Methods: Prenatally diagnosed patients with left isolated CDH (n = 511), registered in our JCDHSG database from 2006 to 2021 were retrospectively reviewed. Prenatal diagnoses were divided into three categories depending on the observed-to-expected lung-to-head circumference ratio and liver herniation (extremely severe + severe [ES + S], n = 94; moderate [Mo], n = 156, and Mild [Mi], n = 261). The primary outcomes were the survival and intact discharge rates. Intact discharge was defined as CDH survivors without home-based medical care at discharge. The secondary outcomes included the operation timing, ventilation duration, and hospitalization duration.

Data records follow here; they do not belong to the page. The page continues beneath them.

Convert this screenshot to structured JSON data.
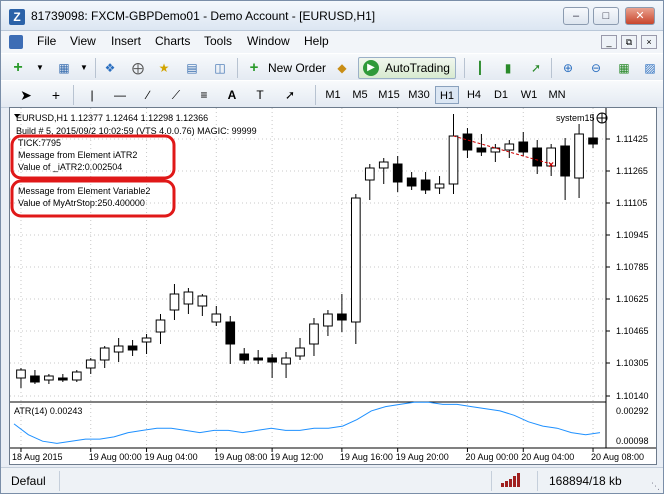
{
  "window": {
    "title": "81739098: FXCM-GBPDemo01 - Demo Account - [EURUSD,H1]",
    "app_icon_glyph": "Z"
  },
  "menu": [
    "File",
    "View",
    "Insert",
    "Charts",
    "Tools",
    "Window",
    "Help"
  ],
  "toolbar": {
    "new_order_label": "New Order",
    "autotrading_label": "AutoTrading"
  },
  "timeframes": [
    "M1",
    "M5",
    "M15",
    "M30",
    "H1",
    "H4",
    "D1",
    "W1",
    "MN"
  ],
  "active_timeframe": "H1",
  "chart": {
    "symbol_line": "EURUSD,H1  1.12377 1.12464 1.12298 1.12366",
    "build_line": "Build # 5, 2015/09/2 10:02:59  (VTS 4.0.0.76) MAGIC: 99999",
    "ea_label": "system15",
    "comments": [
      "TICK:7795",
      "Message from Element iATR2",
      "Value of _iATR2:0.002504",
      "",
      "Message from Element Variable2",
      "Value of MyAtrStop:250.400000"
    ],
    "price_ticks": [
      "1.11425",
      "1.11265",
      "1.11105",
      "1.10945",
      "1.10785",
      "1.10625",
      "1.10465",
      "1.10305",
      "1.10140"
    ],
    "indicator_label": "ATR(14) 0.00243",
    "indicator_ticks": [
      "0.00292",
      "0.00098"
    ],
    "time_labels": [
      "18 Aug 2015",
      "19 Aug 00:00",
      "19 Aug 04:00",
      "19 Aug 08:00",
      "19 Aug 12:00",
      "19 Aug 16:00",
      "19 Aug 20:00",
      "20 Aug 00:00",
      "20 Aug 04:00",
      "20 Aug 08:00"
    ],
    "colors": {
      "highlight": "#e01818",
      "atr_line": "#1e90ff",
      "trade_line": "#cc0000"
    }
  },
  "chart_data": {
    "type": "candlestick",
    "ylim": [
      1.1012,
      1.1158
    ],
    "candles": [
      {
        "o": 1.1023,
        "h": 1.1028,
        "l": 1.1018,
        "c": 1.1027
      },
      {
        "o": 1.1024,
        "h": 1.1027,
        "l": 1.102,
        "c": 1.1021
      },
      {
        "o": 1.1022,
        "h": 1.1025,
        "l": 1.102,
        "c": 1.1024
      },
      {
        "o": 1.1023,
        "h": 1.1025,
        "l": 1.1021,
        "c": 1.1022
      },
      {
        "o": 1.1022,
        "h": 1.1027,
        "l": 1.1021,
        "c": 1.1026
      },
      {
        "o": 1.1028,
        "h": 1.1033,
        "l": 1.1025,
        "c": 1.1032
      },
      {
        "o": 1.1032,
        "h": 1.1039,
        "l": 1.1028,
        "c": 1.1038
      },
      {
        "o": 1.1036,
        "h": 1.1043,
        "l": 1.1031,
        "c": 1.1039
      },
      {
        "o": 1.1039,
        "h": 1.1042,
        "l": 1.1034,
        "c": 1.1037
      },
      {
        "o": 1.1041,
        "h": 1.1045,
        "l": 1.1035,
        "c": 1.1043
      },
      {
        "o": 1.1046,
        "h": 1.1055,
        "l": 1.104,
        "c": 1.1052
      },
      {
        "o": 1.1057,
        "h": 1.107,
        "l": 1.1052,
        "c": 1.1065
      },
      {
        "o": 1.106,
        "h": 1.1068,
        "l": 1.1055,
        "c": 1.1066
      },
      {
        "o": 1.1059,
        "h": 1.1065,
        "l": 1.1054,
        "c": 1.1064
      },
      {
        "o": 1.1051,
        "h": 1.1059,
        "l": 1.1049,
        "c": 1.1055
      },
      {
        "o": 1.1051,
        "h": 1.1054,
        "l": 1.103,
        "c": 1.104
      },
      {
        "o": 1.1035,
        "h": 1.1038,
        "l": 1.103,
        "c": 1.1032
      },
      {
        "o": 1.1033,
        "h": 1.1037,
        "l": 1.103,
        "c": 1.1032
      },
      {
        "o": 1.1033,
        "h": 1.1035,
        "l": 1.1023,
        "c": 1.1031
      },
      {
        "o": 1.103,
        "h": 1.1036,
        "l": 1.1023,
        "c": 1.1033
      },
      {
        "o": 1.1034,
        "h": 1.1043,
        "l": 1.1032,
        "c": 1.1038
      },
      {
        "o": 1.104,
        "h": 1.1053,
        "l": 1.1034,
        "c": 1.105
      },
      {
        "o": 1.1049,
        "h": 1.1057,
        "l": 1.1044,
        "c": 1.1055
      },
      {
        "o": 1.1055,
        "h": 1.1065,
        "l": 1.1046,
        "c": 1.1052
      },
      {
        "o": 1.1051,
        "h": 1.1115,
        "l": 1.104,
        "c": 1.1113
      },
      {
        "o": 1.1122,
        "h": 1.113,
        "l": 1.1112,
        "c": 1.1128
      },
      {
        "o": 1.1128,
        "h": 1.1133,
        "l": 1.112,
        "c": 1.1131
      },
      {
        "o": 1.113,
        "h": 1.1134,
        "l": 1.1116,
        "c": 1.1121
      },
      {
        "o": 1.1123,
        "h": 1.1126,
        "l": 1.1117,
        "c": 1.1119
      },
      {
        "o": 1.1122,
        "h": 1.1126,
        "l": 1.1115,
        "c": 1.1117
      },
      {
        "o": 1.1118,
        "h": 1.1124,
        "l": 1.1115,
        "c": 1.112
      },
      {
        "o": 1.112,
        "h": 1.1155,
        "l": 1.1115,
        "c": 1.1144
      },
      {
        "o": 1.1145,
        "h": 1.1148,
        "l": 1.1133,
        "c": 1.1137
      },
      {
        "o": 1.1138,
        "h": 1.1145,
        "l": 1.1134,
        "c": 1.1136
      },
      {
        "o": 1.1136,
        "h": 1.114,
        "l": 1.1131,
        "c": 1.1138
      },
      {
        "o": 1.1137,
        "h": 1.1142,
        "l": 1.1133,
        "c": 1.114
      },
      {
        "o": 1.1141,
        "h": 1.1146,
        "l": 1.1134,
        "c": 1.1136
      },
      {
        "o": 1.1138,
        "h": 1.1142,
        "l": 1.1125,
        "c": 1.1129
      },
      {
        "o": 1.1129,
        "h": 1.114,
        "l": 1.1124,
        "c": 1.1138
      },
      {
        "o": 1.1139,
        "h": 1.1143,
        "l": 1.1112,
        "c": 1.1124
      },
      {
        "o": 1.1123,
        "h": 1.115,
        "l": 1.1113,
        "c": 1.1145
      },
      {
        "o": 1.1143,
        "h": 1.1155,
        "l": 1.1138,
        "c": 1.114
      }
    ],
    "atr": {
      "name": "ATR(14)",
      "last": 0.00243,
      "ylim": [
        0.00098,
        0.00292
      ],
      "values": [
        0.002,
        0.0015,
        0.0012,
        0.0011,
        0.0012,
        0.0013,
        0.0013,
        0.0014,
        0.0016,
        0.0017,
        0.0018,
        0.0018,
        0.0017,
        0.0016,
        0.0017,
        0.0017,
        0.0016,
        0.0017,
        0.0018,
        0.0017,
        0.0017,
        0.0018,
        0.0018,
        0.0019,
        0.0022,
        0.0026,
        0.0028,
        0.0029,
        0.003,
        0.003,
        0.0029,
        0.0029,
        0.0028,
        0.0027,
        0.0026,
        0.0024,
        0.0021,
        0.0019,
        0.0018,
        0.0016,
        0.0015,
        0.0016
      ]
    }
  }
}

Results: The overall survival rate at discharge was 86.9 % (444/511). Among survivors at discharge, the intact discharge rate was 80.6 % (358/444). The survival and intact discharge rates varied significantly by disease severity. Among CDH survivors, the median operation timing was consistent across severity grades, however, the median duration of ventilation (26, 20, and 10 days for ES + S, Mo, and Mi, respectively, p < 0.001) and length of hospitalization duration (83, 65, and 39 days for ES + S, Mo, and Mi, respectively, p < 0.001) differed significantly.
Conclusions: Prenatal diagnoses, categorized by disease severity correlated well with the stratified clinical outcomes. These data support accurate prenatal family counselling with prognostic prediction in prenatally diagnosed left isolated CDH patients.
Type of study: Original Research, Clinical Research.
Levels of evidence: LEVEL Ⅲ Retrospective Comparative Study.
Keywords: Congenital diaphragmatic hernia; Morbidity; Mortality; Prenatal diagnosis; Risk stratification.